11) In a country like India there are several such people in the lower end of the value chain. India is known for its BPO / ITES sectors. While such BPO/ITES companies did lift several household into the middle class, the scale at which that lift has been occurring is likely going to see a huge fall.
12) A lot of the BPO/ITES folks are doing tasks that are in the lower end of the value chain.
13) If the jobs of millions of such Indian youth no longer exists, then the resulting increase in unemployment rates will end up having ripple effects in the form of social unrest and other concerns.
14) Increased frustration of unemployed youth will lead to increased crime, youth protests turning violent, increased socialist tendencies (see how much support Zohran got for his socialist policies in the US), increased stress within family households, increased mental health issues, increased strain on public resources.
Why we should be optimistic about the long term
15) There's a lot of reason to be optimistic over the long term though. History has shown us that societies are resilient over a long enough time frame and we will therefore adapt. So while there'll be short term pain, over time we'll see the system stabilizing in a new equilibrium.

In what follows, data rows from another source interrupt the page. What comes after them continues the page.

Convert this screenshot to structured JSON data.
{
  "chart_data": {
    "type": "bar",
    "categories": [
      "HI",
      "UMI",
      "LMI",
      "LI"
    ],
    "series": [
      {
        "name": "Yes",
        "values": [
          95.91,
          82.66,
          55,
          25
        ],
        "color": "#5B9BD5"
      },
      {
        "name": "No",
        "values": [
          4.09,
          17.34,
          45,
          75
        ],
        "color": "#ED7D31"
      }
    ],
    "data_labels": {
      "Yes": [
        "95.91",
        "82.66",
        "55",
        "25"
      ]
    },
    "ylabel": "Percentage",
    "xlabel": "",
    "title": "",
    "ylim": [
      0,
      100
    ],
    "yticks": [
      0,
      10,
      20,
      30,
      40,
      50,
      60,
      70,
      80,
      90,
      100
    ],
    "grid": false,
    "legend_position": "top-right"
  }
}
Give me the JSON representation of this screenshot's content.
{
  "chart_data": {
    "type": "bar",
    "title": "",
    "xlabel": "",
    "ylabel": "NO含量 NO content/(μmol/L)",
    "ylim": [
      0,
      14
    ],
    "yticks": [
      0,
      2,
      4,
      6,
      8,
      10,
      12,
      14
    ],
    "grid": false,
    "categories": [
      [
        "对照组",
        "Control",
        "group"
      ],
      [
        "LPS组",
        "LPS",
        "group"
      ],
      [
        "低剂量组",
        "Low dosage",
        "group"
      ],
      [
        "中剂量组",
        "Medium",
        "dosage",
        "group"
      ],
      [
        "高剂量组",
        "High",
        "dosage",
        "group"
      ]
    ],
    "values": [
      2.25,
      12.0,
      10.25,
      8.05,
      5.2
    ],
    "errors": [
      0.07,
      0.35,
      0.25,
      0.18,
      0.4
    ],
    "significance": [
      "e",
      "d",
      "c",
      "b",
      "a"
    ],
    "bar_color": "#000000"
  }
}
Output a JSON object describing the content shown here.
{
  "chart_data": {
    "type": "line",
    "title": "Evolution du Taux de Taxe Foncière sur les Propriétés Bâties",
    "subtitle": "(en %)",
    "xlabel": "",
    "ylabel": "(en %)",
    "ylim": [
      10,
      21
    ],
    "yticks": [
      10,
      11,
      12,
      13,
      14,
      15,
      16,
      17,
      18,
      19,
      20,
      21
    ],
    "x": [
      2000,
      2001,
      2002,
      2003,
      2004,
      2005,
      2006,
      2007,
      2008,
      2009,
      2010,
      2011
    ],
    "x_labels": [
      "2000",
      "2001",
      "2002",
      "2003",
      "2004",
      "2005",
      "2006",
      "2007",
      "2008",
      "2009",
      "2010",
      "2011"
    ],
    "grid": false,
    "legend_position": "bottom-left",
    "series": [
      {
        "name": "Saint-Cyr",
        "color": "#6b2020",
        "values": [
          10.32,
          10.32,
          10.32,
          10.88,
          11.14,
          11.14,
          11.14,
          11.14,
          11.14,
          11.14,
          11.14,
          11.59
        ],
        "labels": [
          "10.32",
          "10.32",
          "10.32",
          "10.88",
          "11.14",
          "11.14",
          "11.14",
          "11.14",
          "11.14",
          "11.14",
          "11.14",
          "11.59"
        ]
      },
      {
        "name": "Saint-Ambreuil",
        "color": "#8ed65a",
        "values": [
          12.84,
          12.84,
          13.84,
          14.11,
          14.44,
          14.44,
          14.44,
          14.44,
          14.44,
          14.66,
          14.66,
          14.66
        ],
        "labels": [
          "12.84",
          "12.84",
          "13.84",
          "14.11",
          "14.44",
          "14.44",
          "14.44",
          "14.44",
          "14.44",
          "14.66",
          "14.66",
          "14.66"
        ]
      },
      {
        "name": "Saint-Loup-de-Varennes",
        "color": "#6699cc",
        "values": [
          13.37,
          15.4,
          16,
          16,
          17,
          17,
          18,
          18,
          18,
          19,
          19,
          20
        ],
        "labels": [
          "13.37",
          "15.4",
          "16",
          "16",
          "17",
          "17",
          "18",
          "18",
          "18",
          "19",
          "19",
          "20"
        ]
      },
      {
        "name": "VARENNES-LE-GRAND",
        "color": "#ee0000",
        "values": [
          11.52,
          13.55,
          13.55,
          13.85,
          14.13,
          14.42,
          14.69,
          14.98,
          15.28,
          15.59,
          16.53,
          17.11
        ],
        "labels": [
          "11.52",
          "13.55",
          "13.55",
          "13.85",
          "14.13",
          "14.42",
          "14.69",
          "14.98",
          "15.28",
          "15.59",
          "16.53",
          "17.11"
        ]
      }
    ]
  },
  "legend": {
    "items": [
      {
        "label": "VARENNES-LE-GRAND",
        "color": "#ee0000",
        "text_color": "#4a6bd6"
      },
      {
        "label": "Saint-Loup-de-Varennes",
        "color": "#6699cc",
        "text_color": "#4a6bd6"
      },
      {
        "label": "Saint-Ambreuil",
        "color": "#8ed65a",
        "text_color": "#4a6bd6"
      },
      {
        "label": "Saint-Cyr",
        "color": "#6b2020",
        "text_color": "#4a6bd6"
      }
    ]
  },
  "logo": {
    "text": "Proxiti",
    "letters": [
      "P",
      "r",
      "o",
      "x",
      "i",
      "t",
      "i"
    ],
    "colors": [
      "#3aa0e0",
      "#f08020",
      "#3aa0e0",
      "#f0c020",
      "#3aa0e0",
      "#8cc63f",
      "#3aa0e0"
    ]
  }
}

16) Governments across the world will be forced to create an AI ministry which will enact policies that address all the above concerns in a holistic way. All other ministries will be a second class to the AI ministry.
17) Our Indian education system will likely improve and adapt to a post AI world. It's not happening right now, but soon will.
18) The Chinese government is a good example of a forward thinking government that is enacting policies and programs right now to future proof themselves for an AI era. They think decades ahead.
19) The nature of work will end up becoming a lot more meaningful: everyone of us, would be working fewer hours per day, and those fewer hours will be spent on harder problems where only our higher order thinking and creativity will be utilized. So work will be a lot more meaningful and stimulating.